At the small scales in which proteins exist, even a subtle difference between two molecules can make a big difference. Diffusion is one example of this. Small molecules, such as water or ions, diffuse quickly, migrating about one centimeter per second. (In other words, these molecules travel the length of ten thousand bacterial cells in the span of one second.) But large proteins move more slowly — only a few micrometers (one-millionth of a meter) in the same second. A rule of thumb is that, for a molecule to move twice as far, it takes four times as long. Molecules don't move in straight lines, but jostle about in three dimensions. Diffusion is described in units of length2/time, meaning it takes a protein 10 milliseconds to move across a cell, but 20 days to travel one centimeter.

Diffusion sets an upper limit on a cell's size.5 If a cell is too small, not enough "stuff" fits inside and evolution is constrained. If a cell is too large, nothing ever gets done because proteins cannot reach their destinations. Life is a search for many little optimas.

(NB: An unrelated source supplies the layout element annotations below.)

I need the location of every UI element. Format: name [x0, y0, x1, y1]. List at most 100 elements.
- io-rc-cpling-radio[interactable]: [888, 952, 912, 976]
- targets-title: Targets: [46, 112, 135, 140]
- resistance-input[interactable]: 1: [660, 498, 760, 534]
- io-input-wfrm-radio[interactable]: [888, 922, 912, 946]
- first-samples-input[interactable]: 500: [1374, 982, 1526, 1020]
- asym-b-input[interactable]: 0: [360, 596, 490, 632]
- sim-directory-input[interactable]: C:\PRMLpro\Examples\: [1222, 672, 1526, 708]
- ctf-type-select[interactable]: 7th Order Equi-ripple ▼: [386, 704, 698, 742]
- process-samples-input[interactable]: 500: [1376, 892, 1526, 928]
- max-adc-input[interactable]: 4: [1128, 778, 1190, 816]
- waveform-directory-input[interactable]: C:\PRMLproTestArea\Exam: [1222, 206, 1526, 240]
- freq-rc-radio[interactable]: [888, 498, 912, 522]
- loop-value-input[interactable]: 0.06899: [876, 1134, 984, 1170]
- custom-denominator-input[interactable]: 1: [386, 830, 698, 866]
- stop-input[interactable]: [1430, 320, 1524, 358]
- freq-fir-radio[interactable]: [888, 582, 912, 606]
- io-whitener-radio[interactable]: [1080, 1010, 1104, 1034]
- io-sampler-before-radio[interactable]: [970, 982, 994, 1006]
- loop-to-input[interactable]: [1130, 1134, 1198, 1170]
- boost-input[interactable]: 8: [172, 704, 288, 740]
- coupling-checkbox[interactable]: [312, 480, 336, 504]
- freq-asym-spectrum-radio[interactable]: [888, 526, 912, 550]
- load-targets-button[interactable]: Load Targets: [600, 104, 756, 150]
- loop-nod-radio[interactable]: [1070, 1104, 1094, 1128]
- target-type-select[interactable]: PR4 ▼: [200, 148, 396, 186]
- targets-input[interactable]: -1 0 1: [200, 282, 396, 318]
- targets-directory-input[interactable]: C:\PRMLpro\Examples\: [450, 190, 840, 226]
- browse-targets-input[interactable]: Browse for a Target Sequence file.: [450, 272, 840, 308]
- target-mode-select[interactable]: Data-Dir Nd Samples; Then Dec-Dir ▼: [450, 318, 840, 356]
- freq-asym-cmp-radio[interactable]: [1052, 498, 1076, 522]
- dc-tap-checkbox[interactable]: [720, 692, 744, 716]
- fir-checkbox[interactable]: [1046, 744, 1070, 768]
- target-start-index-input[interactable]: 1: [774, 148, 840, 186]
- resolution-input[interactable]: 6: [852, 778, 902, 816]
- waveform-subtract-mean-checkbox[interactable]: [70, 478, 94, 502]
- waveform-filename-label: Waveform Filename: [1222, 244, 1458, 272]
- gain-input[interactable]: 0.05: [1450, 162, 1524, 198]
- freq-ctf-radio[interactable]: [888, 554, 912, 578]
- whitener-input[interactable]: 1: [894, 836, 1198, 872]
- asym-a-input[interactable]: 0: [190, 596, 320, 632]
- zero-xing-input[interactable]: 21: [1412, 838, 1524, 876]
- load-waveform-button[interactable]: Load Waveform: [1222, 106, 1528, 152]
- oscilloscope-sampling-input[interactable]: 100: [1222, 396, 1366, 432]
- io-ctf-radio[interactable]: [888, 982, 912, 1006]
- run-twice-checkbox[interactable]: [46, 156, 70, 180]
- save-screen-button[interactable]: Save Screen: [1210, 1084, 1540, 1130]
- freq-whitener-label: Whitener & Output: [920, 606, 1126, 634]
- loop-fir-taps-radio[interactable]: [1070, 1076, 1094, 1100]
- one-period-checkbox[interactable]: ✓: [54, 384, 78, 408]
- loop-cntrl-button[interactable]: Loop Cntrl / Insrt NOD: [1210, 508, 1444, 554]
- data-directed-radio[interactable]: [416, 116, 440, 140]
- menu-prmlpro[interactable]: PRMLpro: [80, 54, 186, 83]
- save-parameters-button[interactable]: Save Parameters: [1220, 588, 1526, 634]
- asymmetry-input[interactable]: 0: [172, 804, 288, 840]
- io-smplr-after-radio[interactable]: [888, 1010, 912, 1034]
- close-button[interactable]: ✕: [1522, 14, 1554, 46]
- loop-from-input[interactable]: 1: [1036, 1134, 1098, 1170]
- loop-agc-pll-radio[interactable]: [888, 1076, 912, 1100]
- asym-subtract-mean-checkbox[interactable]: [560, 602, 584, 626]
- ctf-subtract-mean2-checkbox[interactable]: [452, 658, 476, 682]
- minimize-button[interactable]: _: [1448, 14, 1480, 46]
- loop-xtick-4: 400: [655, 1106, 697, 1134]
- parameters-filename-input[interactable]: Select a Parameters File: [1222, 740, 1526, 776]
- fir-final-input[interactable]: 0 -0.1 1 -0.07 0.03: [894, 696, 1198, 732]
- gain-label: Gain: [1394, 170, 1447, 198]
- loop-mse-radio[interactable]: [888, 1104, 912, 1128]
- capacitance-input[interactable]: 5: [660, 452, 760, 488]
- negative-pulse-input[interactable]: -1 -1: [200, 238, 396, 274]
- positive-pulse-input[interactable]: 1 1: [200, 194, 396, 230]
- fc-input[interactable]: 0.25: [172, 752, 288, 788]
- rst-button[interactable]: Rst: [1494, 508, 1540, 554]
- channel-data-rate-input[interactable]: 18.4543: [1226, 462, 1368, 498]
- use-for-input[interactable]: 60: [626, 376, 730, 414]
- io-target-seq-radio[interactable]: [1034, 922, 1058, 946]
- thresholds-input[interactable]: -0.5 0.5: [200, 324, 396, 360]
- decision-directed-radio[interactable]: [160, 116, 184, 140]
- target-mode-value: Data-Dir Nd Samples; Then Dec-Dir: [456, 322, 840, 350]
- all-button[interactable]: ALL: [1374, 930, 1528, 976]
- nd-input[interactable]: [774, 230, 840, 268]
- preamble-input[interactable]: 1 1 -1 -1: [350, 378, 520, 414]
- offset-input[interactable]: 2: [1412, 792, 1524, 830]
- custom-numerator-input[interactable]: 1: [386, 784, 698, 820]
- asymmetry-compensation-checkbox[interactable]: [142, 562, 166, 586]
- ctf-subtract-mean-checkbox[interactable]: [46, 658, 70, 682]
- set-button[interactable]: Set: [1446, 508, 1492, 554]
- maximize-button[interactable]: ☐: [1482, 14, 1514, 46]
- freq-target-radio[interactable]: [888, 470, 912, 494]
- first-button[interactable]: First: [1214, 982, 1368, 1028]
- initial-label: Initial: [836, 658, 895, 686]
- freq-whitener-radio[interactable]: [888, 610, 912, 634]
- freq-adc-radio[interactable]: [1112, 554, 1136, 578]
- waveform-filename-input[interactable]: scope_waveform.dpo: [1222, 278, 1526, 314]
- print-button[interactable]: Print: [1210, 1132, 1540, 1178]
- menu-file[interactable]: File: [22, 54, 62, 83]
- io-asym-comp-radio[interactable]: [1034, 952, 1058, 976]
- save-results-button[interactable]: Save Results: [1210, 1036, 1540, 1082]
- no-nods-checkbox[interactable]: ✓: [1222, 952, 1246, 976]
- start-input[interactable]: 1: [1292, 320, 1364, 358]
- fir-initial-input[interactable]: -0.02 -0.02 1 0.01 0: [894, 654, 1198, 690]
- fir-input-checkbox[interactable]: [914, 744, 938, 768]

As proteins move through a cell, they are also bombarded by water, sugars, and other proteins. Every protein collides with millions of molecules every second, and its corresponding substrate — the molecule it means to find — is vanishingly rare. In biology textbooks, one often reads sentences like, "A protein's substrate has a concentration of 0.5 millimolar." All this means is that there's one substrate for every 100,000 water molecules. And yet, even at this sparse dilution, the enzyme will find, and collide with, about 500,000 substrates every second!6

Cells are chaotic swarms of energy and fortuitous accidents. The Central Dogma sounds simple in words, but is a miracle in reality. It's a wonder that cells get anything done at all.

The first time I did these calculations, I felt an intense appreciation for biology. And now, I want everyone else to feel the same. We ought to teach students of biology to think as mathematicians: to carefully quantify biology, to think in absolute units, and to develop a feeling for the organism.

Throughout this essay, I've depicted cells as dense blobs filled with lots of stuff. This insinuates that, if one studied everything in a cell and tallied all of its components, then perhaps we'd have a complete knowledge of biology. But this isn't true.

Some proteins "moonlight" in the cell. They carry out one function when their substrate is around, and do something entirely different when it isn't. Many protein signaling pathways also play a specific role in one type of cell, and something different in another. Biology is infinitely weird, and if we ever plan to master it, we will need new scientific methods to measure protein dynamics and interaction strengths.

When COVID came in 2020, I left my Ph.D. and moved to New York to study journalism. I fell out of contact with Rob, but my appreciation for biological numbers remained. I still enjoy jotting down calculations in the margins of books. And every day, I feel grateful that I get to learn about biology, a field that is far stranger than anything one could see while scuba diving or traveling to Mars. It is still difficult for me to imagine the microscopic world when my mind and experiences are almost wholly confined to the macroscopic world. But a pen, paper, and imagination seem to suffice.